I want to minimise compute and memory and need some advice.
Currently every time a user calls the function, a data loader is created. The architecture is downloaded and then the unet_learner is created using the data and architecture.
learn = unet_learner(data, arch, loss_func=F.l1_loss, blur=True, norm_type=NormType.Weight)
only after all that my saved model weights are loaded and then I can run my inference.
I’m using a serverless product so I’m unable to save anything between user calls. Obviously this is very expensive in storage and time consuming to run. My saved model weights itself are around 500 mb <- is this normal?
Ideally I’d want to be able to save the entire model with architecture and weights so that I can run the model as a single call on single image input. Are there any guides for doing this? Or suggestions for how it could be done?
I’m also trying to minimise the script’s dependencies but haven’t found a good way to do that since the environment has to be created every call as well.
Perhaps a server would be beneficial for my project but would still like to know about making a more compact production build.
If you want to deploy a fastai model with minimal dependencies, I would suggest moving everything completely to PyTorch.
Also, saving the model with
learn.save saves additional optimizer information so either pass in the argument
with_opt=False or save using PyTorch (
The main issue is that you would have to reverse engineer the model definition that you are using for
unet_learner. You might have to replicate some of the DynamicUnet fastai code in your codebase.
With the plain PyTorch model, then the last question is how the image is loaded and passed to the model. Just make sure to check the fastai transforms and implement things like Normalization or whatever other steps happen to convert the image into a tensor to pass into the model.
The last thing to note is that in your environment make sure to only install CPU version of PyTorch. That also saves a lot of time and space during deployment.
Of course, there is a lot of hassle involved here, but if you really need the most minimal dependencies this may be the easiest approach.

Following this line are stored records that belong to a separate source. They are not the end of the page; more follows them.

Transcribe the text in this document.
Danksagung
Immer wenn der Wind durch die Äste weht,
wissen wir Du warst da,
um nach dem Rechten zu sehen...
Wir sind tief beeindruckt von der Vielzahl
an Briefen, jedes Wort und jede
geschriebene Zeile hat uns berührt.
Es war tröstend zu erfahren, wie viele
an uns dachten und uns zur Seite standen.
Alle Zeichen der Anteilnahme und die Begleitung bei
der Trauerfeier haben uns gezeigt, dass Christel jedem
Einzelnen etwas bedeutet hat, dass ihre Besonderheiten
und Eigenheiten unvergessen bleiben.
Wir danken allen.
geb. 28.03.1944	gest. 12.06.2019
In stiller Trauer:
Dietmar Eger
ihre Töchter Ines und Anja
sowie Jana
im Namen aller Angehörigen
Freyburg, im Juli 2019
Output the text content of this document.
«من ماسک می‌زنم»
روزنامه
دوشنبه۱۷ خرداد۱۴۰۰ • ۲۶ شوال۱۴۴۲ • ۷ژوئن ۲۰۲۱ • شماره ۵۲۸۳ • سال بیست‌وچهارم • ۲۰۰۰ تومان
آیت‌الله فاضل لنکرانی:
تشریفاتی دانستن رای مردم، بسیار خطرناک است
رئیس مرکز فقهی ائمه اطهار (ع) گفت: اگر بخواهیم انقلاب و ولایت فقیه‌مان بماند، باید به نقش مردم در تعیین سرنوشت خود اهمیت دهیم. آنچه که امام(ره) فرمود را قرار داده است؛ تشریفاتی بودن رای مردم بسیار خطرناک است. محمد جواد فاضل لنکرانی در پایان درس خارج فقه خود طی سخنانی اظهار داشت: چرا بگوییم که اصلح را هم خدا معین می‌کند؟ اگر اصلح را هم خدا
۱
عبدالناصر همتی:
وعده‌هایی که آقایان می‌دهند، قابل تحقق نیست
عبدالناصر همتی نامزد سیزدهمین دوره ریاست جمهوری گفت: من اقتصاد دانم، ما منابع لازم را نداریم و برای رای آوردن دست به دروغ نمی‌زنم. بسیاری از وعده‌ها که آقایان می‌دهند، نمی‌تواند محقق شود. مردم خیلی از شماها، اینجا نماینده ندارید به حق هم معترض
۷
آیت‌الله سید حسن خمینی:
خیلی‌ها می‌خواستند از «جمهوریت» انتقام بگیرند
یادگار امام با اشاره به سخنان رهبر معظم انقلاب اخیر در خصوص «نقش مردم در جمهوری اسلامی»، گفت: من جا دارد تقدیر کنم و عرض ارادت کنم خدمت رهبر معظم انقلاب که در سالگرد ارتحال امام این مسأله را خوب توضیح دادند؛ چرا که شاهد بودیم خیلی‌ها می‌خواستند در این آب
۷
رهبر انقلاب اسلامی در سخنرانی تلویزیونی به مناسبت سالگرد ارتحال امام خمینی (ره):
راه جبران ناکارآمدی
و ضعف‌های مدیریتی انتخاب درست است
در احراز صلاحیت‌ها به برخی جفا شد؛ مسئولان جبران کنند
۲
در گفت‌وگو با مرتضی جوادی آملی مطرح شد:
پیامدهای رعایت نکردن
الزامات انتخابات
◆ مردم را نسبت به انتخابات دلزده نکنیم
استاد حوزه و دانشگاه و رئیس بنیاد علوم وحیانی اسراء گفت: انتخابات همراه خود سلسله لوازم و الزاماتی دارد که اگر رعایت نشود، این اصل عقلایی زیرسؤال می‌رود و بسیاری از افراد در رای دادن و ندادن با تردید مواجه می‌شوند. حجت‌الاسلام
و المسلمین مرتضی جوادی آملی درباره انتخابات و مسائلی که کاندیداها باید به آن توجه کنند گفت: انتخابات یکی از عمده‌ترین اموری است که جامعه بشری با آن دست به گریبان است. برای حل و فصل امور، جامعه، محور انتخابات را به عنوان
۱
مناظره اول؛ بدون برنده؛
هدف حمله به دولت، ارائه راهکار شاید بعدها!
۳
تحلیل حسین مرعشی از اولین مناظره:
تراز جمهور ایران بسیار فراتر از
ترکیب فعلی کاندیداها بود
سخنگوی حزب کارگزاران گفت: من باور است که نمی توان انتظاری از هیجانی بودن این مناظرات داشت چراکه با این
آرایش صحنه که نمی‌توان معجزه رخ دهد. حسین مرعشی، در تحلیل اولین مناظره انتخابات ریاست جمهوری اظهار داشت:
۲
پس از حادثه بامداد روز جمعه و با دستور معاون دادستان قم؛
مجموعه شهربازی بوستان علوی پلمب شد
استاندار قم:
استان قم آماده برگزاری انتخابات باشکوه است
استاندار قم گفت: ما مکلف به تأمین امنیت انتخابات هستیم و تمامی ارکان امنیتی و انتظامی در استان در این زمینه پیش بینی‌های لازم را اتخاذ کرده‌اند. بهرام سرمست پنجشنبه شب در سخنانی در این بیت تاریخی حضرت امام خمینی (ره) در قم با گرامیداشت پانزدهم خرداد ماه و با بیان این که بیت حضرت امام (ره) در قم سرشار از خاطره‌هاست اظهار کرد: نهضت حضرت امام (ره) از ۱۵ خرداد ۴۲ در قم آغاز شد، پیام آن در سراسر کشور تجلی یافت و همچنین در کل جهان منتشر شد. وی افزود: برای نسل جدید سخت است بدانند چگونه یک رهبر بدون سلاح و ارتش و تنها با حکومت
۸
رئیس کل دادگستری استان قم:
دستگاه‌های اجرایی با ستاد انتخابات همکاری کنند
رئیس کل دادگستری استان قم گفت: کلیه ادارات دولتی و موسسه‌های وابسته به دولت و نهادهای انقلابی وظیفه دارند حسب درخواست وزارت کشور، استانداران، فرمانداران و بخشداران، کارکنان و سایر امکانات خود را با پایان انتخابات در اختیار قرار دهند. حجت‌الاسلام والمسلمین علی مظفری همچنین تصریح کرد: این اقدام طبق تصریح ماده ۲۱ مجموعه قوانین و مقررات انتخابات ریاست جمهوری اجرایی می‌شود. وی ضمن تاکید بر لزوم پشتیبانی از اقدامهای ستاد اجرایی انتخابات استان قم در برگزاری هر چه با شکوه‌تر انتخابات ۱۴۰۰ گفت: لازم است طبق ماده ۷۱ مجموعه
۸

Thanks for the reply, the advice for installing a CPU version is great since Cloud Functions also only provides CPU and throws errors if you install CUDA verisons. I did a lot more reading and found a comment from Jeremy that said that the fastai dependency shouldn’t be more than a few mbs once you remove spacey (~1gb) which is only used for fastai’s text module. So I think I will get away with sticking to fast ai although I might attempt to follow your advice to try to implement a minimal pytorch only version if my application needs to scale. For anyone reading, the fastai installation page https://fastai1.fast.ai/install.html details how to install only the core and vision module required for my application (saving on the text dependencies). I couldn’t find a way to do the custom install via pip so will probably zip and upload the file directly to cloud functions. Also to save on loading the model and weights, I am now using learn.export() which exports the model + weights, and can then be loaded directly using load_learner(). Make sure when you export you don’t do any transforms as I believe the transforms applied to your validation set is applied to images that you infer when you use load_learner.